Burgess drew a large crowd of reporters in the locker room today, and said he was surprised at Tuesday's trade. If he was going to leave the Ravens, he said at least he's coming to a solid team.
He doesn't think he'll have many problems adapting to a new defense.
"I don't think anything is complicated [coming from] the Baltimore Ravens, they run just about everything," Burgess said. "I'll just play football. I think I can catch on real fast."
With the Ravens on the schedule in two weeks, Burgess said he would be willing to help the coaching staff with insight on Baltimore's defense.
"Whenever they come to me, I'll be ready for it," he said.
FOXBOROUGH, Mass. -- Patriots coach Bill Belichick opened his Wednesday press conference by commenting on the team's acquisition of linebacker Prescott Burgess from the Ravens for a conditional seventh-round draft choice.
Burgess will wear No. 93, last donned by Richard Seymour.
"He played outside [at Michigan], inside at Baltimore and also played in the kicking game, so he has some versatility. He gives us a little more depth at that position," Belichick said.
As they do for all prospects, the Patriots scouted Burgess in 2007 when he was selected by the Ravens in the sixth round. Belichick said the scouting report was similar to what it is now.
"Versatile player. He runs well. Big kid. That's what he's been in Baltimore, that's what he was at Michigan, and that's probably what he'll be here," he said.
Getting to know the Patriots' next opponent, the Atlanta Falcons, with 10 quick-hit thoughts:
1. They've opened the season with wins over Miami (19-7) and Carolina (28-20). Both games were at home, making their trip to Gillette Stadium their first road contest this season.
2. Head coach Mike Smith was hired in 2008 after serving as Jaguars defensive coordinator (2003-2007) and Ravens assistant coach (1999-2002). His brother-in-law is former Ravens coach Brian Billick.
3. Second-year general manager Thomas Dimitroff spent six seasons with the Patriots personnel department before being hired in Atlanta. He is the primary architect behind the Falcons' unexpected reemergence, with his key decision selecting Boston College quarterback Matt Ryan No. 3 in the 2008 draft.
4. In the first two games, Ryan is completing an impressive 68.3 percent of his passes, with five touchdowns and one interception.
5. In terms of pass-run ratio, they have been balanced through two games -- 64 rushes and 63 pass attempts.
6. Leading rusher Michael Turner has generally been held in check, with 170 yards on 50 carries (3.4 avg.), and one touchdown. Turner averaged 4.5 yards per carry last season, to go with 17 rushing touchdowns.

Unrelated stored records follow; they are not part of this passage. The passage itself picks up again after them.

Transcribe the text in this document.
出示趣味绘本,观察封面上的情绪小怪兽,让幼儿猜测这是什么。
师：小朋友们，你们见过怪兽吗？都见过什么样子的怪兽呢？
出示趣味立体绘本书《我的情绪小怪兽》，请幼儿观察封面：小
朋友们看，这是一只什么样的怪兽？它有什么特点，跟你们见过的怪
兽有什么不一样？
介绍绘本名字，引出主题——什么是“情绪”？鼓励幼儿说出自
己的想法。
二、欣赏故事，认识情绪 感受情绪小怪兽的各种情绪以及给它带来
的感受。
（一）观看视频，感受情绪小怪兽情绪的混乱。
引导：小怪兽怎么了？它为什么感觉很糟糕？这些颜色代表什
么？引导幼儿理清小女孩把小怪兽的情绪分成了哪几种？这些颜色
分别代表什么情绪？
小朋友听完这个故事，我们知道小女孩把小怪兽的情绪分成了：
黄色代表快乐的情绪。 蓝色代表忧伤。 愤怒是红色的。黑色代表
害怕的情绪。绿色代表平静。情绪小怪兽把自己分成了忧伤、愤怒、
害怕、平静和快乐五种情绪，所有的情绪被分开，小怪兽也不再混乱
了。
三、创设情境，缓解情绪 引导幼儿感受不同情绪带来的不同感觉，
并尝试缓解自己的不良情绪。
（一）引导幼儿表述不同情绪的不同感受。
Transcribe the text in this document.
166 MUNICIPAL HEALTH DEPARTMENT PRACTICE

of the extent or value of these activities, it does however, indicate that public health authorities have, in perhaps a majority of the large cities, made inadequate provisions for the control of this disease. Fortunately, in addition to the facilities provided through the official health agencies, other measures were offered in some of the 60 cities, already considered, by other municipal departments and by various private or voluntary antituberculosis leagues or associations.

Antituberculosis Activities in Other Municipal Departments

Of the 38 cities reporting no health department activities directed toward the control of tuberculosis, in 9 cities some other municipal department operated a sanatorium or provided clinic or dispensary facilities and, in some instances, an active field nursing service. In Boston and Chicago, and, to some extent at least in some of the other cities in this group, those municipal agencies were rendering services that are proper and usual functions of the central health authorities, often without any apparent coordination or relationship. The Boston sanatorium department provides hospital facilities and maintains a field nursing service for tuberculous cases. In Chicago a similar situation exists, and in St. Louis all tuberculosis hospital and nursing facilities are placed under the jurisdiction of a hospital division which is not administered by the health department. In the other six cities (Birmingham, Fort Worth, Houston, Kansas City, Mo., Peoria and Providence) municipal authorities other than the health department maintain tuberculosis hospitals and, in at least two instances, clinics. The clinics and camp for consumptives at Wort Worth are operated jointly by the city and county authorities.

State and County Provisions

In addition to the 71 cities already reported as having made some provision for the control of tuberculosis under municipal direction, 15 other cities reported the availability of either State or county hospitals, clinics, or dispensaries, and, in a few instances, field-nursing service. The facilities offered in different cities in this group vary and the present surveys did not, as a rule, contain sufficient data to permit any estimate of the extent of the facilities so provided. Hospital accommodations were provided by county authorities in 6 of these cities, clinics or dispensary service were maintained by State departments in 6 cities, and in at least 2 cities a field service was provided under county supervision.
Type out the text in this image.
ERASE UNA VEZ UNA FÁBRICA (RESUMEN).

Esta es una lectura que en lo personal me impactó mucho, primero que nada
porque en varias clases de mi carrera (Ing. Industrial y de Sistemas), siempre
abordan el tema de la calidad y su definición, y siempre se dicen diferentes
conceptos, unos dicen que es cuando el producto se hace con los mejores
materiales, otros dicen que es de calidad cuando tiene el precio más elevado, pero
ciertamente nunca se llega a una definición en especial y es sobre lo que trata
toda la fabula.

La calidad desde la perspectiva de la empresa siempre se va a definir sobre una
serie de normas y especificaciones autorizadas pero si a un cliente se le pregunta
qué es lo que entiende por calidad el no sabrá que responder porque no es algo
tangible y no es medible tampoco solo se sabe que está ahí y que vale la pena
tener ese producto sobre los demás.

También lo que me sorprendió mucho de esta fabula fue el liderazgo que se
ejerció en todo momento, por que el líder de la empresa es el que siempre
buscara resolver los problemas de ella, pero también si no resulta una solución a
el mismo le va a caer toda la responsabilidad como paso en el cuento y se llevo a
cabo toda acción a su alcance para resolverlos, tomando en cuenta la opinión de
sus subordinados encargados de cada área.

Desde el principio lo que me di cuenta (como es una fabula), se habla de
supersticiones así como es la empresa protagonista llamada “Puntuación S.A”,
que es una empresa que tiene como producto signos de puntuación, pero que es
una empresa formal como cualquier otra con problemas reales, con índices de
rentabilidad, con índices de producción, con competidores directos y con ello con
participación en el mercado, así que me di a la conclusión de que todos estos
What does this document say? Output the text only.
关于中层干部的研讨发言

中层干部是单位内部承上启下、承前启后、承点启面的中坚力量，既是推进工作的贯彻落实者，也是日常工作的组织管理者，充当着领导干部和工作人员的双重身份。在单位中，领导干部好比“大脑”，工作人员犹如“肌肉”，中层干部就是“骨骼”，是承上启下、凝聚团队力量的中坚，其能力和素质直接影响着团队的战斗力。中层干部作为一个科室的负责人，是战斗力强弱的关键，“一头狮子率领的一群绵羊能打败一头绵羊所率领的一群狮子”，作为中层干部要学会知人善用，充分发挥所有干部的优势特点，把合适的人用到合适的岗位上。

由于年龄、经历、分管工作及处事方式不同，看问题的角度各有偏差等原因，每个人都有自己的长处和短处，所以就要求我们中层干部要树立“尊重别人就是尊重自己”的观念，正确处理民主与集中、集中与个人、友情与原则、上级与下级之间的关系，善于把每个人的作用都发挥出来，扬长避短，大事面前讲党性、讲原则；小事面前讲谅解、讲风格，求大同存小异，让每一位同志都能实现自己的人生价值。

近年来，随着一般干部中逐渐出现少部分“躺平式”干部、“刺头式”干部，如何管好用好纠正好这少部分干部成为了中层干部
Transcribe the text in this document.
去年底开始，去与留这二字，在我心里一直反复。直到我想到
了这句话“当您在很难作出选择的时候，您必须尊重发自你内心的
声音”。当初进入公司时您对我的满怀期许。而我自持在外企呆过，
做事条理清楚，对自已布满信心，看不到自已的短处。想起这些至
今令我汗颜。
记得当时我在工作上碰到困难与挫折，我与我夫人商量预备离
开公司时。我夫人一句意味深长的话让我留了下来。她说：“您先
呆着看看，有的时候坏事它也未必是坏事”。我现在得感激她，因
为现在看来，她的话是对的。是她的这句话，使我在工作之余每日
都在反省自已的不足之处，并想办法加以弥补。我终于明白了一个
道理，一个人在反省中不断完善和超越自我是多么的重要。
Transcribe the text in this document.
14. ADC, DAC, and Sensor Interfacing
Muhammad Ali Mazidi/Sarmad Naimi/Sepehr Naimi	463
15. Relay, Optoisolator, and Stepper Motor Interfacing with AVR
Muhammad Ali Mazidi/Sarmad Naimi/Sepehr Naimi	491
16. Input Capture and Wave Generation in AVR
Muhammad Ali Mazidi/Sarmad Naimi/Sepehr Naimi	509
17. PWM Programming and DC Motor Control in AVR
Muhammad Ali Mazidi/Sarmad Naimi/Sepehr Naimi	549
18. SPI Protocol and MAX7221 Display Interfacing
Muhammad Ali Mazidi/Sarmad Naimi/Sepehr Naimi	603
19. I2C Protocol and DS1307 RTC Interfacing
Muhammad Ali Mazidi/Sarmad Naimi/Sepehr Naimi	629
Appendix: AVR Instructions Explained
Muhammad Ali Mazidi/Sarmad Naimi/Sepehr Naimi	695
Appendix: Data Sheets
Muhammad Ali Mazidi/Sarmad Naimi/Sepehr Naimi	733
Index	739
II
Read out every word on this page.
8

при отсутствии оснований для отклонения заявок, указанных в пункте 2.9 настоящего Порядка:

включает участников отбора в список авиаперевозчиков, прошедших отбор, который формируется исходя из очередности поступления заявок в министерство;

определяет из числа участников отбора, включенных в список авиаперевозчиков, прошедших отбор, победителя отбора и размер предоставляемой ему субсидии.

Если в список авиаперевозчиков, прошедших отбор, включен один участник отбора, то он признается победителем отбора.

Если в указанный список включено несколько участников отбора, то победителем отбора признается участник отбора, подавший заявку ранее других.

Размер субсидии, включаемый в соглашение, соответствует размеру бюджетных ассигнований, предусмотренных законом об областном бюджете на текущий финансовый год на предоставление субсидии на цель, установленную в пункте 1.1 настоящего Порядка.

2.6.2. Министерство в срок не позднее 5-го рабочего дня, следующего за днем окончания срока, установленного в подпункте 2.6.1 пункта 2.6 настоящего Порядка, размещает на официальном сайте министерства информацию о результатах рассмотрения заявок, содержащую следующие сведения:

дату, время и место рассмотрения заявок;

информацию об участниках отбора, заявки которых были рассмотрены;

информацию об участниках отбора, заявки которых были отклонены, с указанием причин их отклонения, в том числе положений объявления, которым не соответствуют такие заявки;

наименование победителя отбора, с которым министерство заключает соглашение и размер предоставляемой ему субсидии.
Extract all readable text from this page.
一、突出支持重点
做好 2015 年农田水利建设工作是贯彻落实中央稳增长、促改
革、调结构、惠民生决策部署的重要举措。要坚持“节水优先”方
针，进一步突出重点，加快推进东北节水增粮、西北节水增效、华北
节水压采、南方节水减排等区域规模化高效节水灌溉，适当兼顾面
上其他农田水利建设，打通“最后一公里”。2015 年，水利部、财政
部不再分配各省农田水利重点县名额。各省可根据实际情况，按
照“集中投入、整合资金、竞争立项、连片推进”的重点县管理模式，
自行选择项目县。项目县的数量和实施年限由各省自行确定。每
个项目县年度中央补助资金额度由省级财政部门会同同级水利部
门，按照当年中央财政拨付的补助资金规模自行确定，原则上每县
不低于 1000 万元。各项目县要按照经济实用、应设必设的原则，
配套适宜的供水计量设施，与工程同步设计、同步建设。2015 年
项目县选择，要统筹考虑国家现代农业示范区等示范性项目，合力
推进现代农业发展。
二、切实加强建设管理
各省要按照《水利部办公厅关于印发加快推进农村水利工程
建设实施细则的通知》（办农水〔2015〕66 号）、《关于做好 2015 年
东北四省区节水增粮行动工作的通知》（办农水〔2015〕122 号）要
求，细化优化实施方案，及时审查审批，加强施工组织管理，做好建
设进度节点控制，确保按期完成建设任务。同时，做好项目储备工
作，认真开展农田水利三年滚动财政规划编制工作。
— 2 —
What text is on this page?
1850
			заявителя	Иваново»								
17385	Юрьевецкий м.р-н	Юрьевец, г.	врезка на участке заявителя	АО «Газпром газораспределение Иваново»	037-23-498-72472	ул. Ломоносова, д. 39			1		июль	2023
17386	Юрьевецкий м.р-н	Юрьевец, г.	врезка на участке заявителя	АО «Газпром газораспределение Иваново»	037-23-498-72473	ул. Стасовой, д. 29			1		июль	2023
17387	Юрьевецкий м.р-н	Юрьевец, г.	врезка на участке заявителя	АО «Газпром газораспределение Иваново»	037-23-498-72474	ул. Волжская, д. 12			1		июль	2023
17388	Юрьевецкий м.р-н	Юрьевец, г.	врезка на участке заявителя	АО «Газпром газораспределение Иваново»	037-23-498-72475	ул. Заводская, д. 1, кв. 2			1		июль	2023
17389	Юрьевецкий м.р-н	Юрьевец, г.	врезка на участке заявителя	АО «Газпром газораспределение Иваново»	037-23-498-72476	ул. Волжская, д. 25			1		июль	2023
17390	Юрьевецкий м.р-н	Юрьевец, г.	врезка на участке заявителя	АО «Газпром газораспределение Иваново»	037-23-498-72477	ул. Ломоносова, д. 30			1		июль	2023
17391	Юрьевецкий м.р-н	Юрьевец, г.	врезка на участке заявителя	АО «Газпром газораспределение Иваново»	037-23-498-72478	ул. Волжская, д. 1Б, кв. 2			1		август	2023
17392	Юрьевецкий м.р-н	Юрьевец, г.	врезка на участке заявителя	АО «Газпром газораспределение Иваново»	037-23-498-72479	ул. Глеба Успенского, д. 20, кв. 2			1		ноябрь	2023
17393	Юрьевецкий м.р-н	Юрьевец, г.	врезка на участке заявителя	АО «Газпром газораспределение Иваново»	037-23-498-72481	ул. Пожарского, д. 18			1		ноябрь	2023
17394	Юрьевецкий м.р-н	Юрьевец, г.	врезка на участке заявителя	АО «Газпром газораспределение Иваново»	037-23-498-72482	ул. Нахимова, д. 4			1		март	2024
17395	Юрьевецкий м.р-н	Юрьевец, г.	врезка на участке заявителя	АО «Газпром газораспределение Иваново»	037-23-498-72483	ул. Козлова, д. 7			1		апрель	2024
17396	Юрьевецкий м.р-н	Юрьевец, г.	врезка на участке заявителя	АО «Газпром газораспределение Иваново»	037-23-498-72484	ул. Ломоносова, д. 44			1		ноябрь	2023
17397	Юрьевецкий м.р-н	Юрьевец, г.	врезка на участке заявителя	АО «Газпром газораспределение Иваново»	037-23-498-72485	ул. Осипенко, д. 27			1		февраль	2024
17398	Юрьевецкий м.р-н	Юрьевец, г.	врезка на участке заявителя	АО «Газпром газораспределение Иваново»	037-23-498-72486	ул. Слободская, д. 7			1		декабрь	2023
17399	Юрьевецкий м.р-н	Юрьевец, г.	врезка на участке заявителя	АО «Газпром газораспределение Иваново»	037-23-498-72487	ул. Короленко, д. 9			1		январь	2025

7. Tight end Tony Gonzalez, acquired from the Chiefs for a second-round draft choice, has been a key addition. He leads the team with 12 catches for 144 yards and two touchdowns.
8. They've surrendered 240 rushing yards on 47 carries (5.1 avg.), showing some vulnerability against the run. Miami and Carolina are two of the NFL's better run teams, which adds context to the stats.
9. Defensive lineman Peria Jerry, their first-round draft choice, has been lost for the season with a knee injury. Veteran end John Abraham is a top pass rusher, a key player on a defense that has six takeaways over the first two games.
10. Concerns at cornerback led them to sign former Jaguar Brian Williams at the end of the preseason, and he was immediately inserted into the starting lineup. They also traded for former Rams first-round draft choice Tye Hill, who has been inactive the first two games but could factor into the cornerback mix.